The same pattern is seen in horizontal machining centers (HMCs). Three-axis HMC spending is projected to decline 35% to $0.511 billion. Like three-axis VMCs, this would be the third consecutive year of decreased spending in three-axis HMCs. However, spending on five-axis HMCs is projected to increase 27% to $0.316 billion.
One other survey we run, Modern Machine Shop’s Top Shops Survey, benchmarks machine shop performance. More than 3,000 shops have participated in the survey since 2010. Our research shows that five-axis machining is more correlated with higher gross revenue per employee than other machining strategies. Further, higher gross revenue per employee is strongly correlated to higher profit margin. While higher revenue per employee and higher profit margin can be achieved without reducing costs or adding operational flexibility, there is a logical connection that can be drawn between these concepts that the statistical data is illuminating.

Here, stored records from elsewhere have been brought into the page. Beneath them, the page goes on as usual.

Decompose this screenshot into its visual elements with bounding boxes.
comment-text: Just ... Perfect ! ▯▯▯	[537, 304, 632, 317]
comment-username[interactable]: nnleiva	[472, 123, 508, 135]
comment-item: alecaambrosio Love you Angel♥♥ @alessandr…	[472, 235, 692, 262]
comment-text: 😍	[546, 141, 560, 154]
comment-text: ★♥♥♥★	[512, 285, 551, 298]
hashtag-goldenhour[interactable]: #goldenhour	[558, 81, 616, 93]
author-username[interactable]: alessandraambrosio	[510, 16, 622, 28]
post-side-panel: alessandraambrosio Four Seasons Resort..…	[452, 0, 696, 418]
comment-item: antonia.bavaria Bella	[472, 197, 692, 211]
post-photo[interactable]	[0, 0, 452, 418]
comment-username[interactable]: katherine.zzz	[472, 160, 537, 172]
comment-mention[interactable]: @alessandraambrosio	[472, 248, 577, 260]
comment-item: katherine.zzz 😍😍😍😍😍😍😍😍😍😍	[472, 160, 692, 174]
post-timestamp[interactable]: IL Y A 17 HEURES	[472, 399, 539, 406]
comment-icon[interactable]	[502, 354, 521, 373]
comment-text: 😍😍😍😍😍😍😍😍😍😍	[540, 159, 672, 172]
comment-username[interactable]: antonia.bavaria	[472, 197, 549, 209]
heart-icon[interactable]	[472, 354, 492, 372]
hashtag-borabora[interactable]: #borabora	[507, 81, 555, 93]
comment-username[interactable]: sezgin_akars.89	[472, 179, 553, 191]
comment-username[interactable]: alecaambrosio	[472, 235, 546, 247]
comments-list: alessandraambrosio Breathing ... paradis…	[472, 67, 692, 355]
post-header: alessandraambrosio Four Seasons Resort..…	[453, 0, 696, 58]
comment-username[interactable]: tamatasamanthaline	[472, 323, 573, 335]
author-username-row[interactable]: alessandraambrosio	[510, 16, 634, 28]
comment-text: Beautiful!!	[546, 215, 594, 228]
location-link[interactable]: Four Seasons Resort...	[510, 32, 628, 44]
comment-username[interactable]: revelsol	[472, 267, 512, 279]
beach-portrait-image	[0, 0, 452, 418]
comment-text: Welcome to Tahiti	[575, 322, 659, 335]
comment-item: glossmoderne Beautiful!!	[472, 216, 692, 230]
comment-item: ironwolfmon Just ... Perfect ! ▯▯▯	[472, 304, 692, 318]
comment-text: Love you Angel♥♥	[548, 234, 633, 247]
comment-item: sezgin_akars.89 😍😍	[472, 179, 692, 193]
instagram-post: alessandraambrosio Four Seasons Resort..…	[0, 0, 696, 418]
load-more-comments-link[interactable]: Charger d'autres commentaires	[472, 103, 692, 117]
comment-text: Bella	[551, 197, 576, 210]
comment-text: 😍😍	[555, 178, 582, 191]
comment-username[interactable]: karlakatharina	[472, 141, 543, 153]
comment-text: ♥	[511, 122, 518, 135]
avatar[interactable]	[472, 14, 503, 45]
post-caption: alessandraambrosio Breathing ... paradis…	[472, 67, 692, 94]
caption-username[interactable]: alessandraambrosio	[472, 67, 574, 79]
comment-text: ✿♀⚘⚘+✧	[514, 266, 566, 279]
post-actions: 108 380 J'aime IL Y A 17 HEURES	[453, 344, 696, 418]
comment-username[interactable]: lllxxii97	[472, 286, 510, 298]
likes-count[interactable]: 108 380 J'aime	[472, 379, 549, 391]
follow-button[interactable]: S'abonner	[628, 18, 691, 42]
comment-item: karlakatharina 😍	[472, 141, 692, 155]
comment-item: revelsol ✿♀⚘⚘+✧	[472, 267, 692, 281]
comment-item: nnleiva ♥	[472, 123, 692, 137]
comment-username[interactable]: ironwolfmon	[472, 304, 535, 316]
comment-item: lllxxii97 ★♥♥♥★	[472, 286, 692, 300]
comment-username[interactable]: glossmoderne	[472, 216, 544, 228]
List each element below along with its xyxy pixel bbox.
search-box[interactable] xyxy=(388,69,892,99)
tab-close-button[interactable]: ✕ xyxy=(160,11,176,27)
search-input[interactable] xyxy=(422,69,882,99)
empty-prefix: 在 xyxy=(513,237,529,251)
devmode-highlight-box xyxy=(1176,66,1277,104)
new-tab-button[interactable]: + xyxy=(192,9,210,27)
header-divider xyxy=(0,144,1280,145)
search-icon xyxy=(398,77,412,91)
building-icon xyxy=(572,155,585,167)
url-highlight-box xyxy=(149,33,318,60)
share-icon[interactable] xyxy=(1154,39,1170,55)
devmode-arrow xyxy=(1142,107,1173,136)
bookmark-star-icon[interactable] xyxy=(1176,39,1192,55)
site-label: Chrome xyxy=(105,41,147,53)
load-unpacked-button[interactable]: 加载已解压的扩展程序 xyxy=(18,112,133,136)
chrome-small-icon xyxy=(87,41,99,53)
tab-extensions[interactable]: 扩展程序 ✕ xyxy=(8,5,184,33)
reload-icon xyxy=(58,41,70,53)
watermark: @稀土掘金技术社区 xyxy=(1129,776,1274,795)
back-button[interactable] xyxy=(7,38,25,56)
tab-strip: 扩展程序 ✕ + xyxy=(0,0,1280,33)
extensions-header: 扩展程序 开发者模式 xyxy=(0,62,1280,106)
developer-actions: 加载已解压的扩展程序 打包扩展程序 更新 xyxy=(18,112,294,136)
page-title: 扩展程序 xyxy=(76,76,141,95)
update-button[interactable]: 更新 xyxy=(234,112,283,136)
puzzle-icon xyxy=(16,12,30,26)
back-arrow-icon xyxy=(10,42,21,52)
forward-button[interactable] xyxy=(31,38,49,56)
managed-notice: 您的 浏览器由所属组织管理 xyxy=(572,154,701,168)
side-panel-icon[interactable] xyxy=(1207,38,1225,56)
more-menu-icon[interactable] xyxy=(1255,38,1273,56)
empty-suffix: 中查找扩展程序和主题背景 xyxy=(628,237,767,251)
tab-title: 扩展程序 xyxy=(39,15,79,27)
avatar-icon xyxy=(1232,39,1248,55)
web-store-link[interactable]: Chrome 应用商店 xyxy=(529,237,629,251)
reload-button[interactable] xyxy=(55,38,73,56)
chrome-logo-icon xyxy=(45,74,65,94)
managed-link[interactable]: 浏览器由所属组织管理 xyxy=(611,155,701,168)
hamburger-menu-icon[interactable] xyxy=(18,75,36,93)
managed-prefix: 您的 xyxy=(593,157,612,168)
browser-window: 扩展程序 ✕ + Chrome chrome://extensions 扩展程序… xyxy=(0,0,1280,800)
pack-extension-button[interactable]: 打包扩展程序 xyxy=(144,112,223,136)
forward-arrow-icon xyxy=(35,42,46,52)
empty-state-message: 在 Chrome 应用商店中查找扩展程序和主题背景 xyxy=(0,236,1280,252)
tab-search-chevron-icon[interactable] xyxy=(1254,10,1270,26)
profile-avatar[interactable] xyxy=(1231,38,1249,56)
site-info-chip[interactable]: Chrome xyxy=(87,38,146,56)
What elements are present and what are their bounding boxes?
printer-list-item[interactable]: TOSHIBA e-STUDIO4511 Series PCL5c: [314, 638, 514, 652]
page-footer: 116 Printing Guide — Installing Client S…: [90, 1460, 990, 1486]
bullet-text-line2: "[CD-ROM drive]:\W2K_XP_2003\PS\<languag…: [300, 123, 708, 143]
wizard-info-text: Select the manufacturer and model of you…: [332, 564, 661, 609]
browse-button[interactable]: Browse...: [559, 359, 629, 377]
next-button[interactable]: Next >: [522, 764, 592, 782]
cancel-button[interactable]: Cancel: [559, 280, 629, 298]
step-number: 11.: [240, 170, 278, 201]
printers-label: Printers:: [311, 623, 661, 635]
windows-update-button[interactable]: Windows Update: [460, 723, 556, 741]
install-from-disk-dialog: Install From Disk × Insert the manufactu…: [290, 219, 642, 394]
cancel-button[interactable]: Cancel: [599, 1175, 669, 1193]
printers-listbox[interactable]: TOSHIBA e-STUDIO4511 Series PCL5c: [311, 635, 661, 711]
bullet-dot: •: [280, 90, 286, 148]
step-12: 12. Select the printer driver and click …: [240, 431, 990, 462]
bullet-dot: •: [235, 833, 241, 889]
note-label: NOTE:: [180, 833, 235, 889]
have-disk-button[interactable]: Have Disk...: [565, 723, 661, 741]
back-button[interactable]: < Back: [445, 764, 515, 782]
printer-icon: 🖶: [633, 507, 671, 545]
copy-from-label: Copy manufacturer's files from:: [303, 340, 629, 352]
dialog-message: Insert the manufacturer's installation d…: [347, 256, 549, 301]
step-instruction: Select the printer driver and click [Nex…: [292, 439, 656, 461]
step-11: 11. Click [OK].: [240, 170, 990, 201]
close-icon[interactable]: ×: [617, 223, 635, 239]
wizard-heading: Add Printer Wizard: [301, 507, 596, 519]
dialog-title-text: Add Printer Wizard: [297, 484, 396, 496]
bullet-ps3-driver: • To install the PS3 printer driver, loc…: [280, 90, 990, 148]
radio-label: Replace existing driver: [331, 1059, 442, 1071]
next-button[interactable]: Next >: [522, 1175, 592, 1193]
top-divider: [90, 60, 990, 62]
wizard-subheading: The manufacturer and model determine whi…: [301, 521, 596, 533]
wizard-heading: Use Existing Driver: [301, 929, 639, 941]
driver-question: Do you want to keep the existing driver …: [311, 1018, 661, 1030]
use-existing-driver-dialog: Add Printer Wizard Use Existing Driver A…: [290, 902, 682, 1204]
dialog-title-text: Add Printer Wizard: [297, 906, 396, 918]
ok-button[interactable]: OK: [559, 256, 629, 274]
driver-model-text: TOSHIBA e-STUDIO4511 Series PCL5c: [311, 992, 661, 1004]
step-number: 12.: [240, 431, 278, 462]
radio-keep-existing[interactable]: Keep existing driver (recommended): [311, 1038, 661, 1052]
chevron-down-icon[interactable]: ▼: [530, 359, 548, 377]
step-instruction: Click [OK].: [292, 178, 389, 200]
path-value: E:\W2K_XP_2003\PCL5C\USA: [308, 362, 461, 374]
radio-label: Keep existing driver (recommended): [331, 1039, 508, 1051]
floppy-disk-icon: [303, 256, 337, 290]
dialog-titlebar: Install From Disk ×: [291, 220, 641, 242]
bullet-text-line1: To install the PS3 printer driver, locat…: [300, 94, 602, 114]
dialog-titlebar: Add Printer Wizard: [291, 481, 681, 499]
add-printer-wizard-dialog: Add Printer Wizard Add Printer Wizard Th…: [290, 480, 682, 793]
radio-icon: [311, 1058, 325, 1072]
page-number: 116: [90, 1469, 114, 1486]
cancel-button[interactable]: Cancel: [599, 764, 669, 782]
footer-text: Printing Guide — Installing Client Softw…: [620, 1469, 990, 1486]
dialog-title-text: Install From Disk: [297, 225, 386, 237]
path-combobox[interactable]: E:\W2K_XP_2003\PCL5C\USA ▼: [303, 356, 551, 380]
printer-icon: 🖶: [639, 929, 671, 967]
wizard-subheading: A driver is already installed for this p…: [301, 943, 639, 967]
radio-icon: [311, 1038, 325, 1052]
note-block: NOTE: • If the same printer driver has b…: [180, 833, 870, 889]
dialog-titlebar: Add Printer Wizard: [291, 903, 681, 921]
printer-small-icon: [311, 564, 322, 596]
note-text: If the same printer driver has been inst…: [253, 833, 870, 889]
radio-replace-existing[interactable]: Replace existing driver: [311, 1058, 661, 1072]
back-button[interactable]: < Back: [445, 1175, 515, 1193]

Are Supply Chains Changing?
Projected spending data in the 2021 Metalworking Capital Spending Survey may also reveal that supply chains are being disrupted and shifted.
Most of the industry segments we survey are projected to decline in 2021. However, job shops are planning to increase spending on machine tools by 6% to $1.
Custom processors, generally companies that injection-mold plastic parts, are projected to increase spending on machine tools by 77% to $0.101 billion. Typically, custom processors are buying machine tools to make molds. The plastics market was relatively stronger during the pandemic than other manufacturing industries. The strength of the plastics market combined with the increased spending on machine tools by custom processors could be another indication of shifting supply chains, domestically and globally.
In addition to increasing machine tool spending at contract manufacturers and decreasing machine tool spending at OEMs, the survey indicates a shift in spending by plant size. Machine shops with fewer than 20 employees are projected to spend $1.341 billion on machine tools, an increase of 39%. The projected spending would be very close to the all-time high spending by these smaller facilities. However, facilities with more than 250 employees are projected to spend $0.820 billion on machine tools, which is a decrease of 51% and near the lowest level since at least 2008. Also, these large facilities have decreased their spending every year except one since 2014. This shift in machine tool spending seems to suggest a change in where metalcutting work is done, shifting from larger OEM facilities to smaller U.S. contract manufacturers or job shops.